Monday, October 29, 2012

A Racist Nation

The AP reported over the weekend that as compared to 2008, Americans are overall more racist.  Read this:

WASHINGTON — Racial attitudes have not improved in the four years since the United States elected its first black president, an Associated Press poll finds, as a slight majority of Americans now express prejudice toward blacks whether they recognize those feelings or not. 
Those views could cost President Barack Obama votes as he tries for re-election, the survey found, though the effects are mitigated by some people’s more favorable views of blacks.
Obviously, with the tide turning toward Romney, the press had to figure out some way to explain it, any reasonable explanation to the contrary notwithstanding.  The implication of this report, of course not said explicitly, is that any opposition to the president, whether consciously or not, was due in part to racism.  
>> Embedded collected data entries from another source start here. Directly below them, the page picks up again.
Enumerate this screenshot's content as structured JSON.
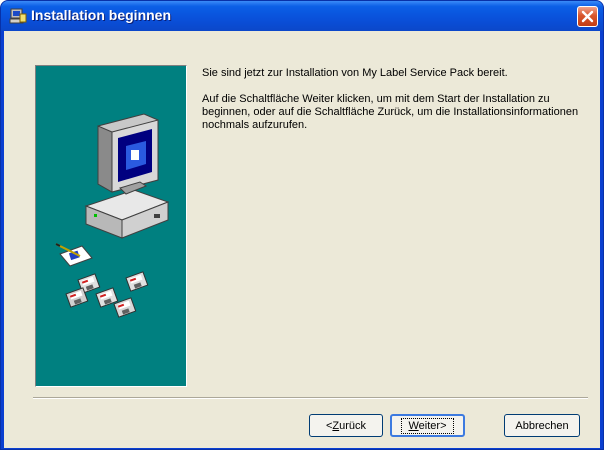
{
  "window": {
    "title": "Installation beginnen",
    "titlebar_color": "#0a50da",
    "close_color": "#d8562c"
  },
  "icons": {
    "title": "installer-icon",
    "close": "close-icon",
    "illustration": "computer-with-disks-illustration"
  },
  "side_panel": {
    "color": "#008080"
  },
  "content": {
    "line1": "Sie sind jetzt zur Installation von My Label Service Pack bereit.",
    "line2": "Auf die Schaltfläche Weiter klicken, um mit dem Start der Installation zu beginnen, oder auf die Schaltfläche Zurück, um die Installationsinformationen nochmals aufzurufen."
  },
  "buttons": {
    "back": {
      "prefix": "<",
      "mnemonic": "Z",
      "rest": "urück"
    },
    "next": {
      "mnemonic": "W",
      "rest": "eiter>"
    },
    "cancel": "Abbrechen"
  }
}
But at a closer inspection, the data doesn't even merit the supposed fact of increased racism.  Aaron Goldstein takes a look at the data in the report:

The AP has come to this conclusion in part because in one question only 24% of respondents liked Blacks "a great deal" as compared to 31% in 2010. But I would point out that 45% they "neither liked or disliked" Blacks as compared to 40% in 2010. I would interpret that data and conclude that an increasing number of people do not take a person's skin color into consideration when determining if they like or dislike someone.

So racism is now something akin to the colorblind view of the Constitution, which was famously explicated by Justice John Marshall Harlan in his dissent in Plessy v. Ferguson:

But in view of the Constitution, in the eye of the law, there is in this country no superior, dominant, ruling class of citizens. There is no caste here. Our Constitution is color- blind, and neither knows nor tolerates classes among citizens. In respect of civil rights, all citizens are equal before the law. The humblest is the peer of the most powerful. The law regards man as man, and takes no account of his surroundings or of his color when his civil rights as guarantied by the supreme law of the land are involved.

And was repeated by Martin Luther King:

I have a dream that my four little children will one day live in a nation where they will not be judged by the color of their skin but by the content of their character.